Romper com a submissão
Intervindo no encerramento do debate, Vasco Cardoso, membro da Comissão Política do PCP, recordou as consequências nefastas da reversão das nacionalizações realizadas após o 25 de Abril de 1974 e reafirmou as posições e a acção política do PCP em defesa da recuperação do controlo público dos sectores estratégicos:
«(…) Defendemos a afirmação da propriedade social e do papel do Estado na economia com a reversão das privatizações e a recuperação para o sector público dos sectores básicos estratégicos, constituindo um Sector Empresarial do Estado forte e dinâmico, onde se inclui a necessidade do controlo público dos sectores estratégicos da nossa economia. Tal consideração é inseparável da concepção que temos de que só assim, será possível aproveitar e desenvolver todas as potencialidades produtivas do nosso País, criar emprego e emprego com direitos, estimular a actividade económica, reduzir o défice energético, cuidar do ambiente e da coesão territorial, corrigir atrasos e responder às necessidades e aspirações de desenvolvimento do nosso povo, num quadro de uma economia mista não dominada pelos monopólios à qual a Constituição da República dá cobertura.

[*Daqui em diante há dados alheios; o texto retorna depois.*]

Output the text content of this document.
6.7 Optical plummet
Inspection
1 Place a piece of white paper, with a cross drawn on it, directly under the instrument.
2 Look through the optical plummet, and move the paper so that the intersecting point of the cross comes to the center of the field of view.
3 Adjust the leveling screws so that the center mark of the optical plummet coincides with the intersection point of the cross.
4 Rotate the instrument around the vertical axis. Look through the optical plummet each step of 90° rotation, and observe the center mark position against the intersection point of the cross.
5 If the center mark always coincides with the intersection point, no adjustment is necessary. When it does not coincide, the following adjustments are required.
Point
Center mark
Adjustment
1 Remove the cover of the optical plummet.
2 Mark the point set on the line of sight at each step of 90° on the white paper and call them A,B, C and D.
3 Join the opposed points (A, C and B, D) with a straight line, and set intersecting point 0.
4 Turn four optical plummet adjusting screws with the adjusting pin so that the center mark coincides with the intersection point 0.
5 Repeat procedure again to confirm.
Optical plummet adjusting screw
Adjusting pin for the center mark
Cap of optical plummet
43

«O que impõe a reversão de empresas privatizadas e a travagem e inversão dos processos de subconcessão e subcontratação, reunificando o que foi desmembrado. Nomeadamente: a CP unificada modernizada e pública assegurando a exploração, as infra-estruturas e o material circulante, e a ligação a todas as capitais de distrito; a TAP como empresa de bandeira e pública, o controlo do espaço aéreo pela NAV e a reversão da ANA para o sector público; a modernização das infra-estruturas, equipamentos e exploração dos aeroportos e dos portos; a dinamização portuária no Estuário do Tejo, como é o caso do Barreiro; recuperar a natureza pública da rede rodoviária, reverter a fusão das Estradas de Portugal e da REFER na Infraestrutura de Portugal (IP) e travar a sua privatização, extinguir as PPP e desenvolver a rede viária regional.
«A concretização deste objectivo pressupõe a ruptura com uma política de submissão aos interesses dos grupos económicos e de afirmação da soberania nacional. Combatendo na União Europeia todas as medidas e decisões que afectam os interesses nacionais e não deixando de reivindicar e exigir a concretização de todas as medidas e apoios que possam ser positivas para o nosso País, temos bem presente, que será inevitável o questionamento, o confronto e a ruptura com os objectivos que emanam de Bruxelas ou de Berlim.(…)».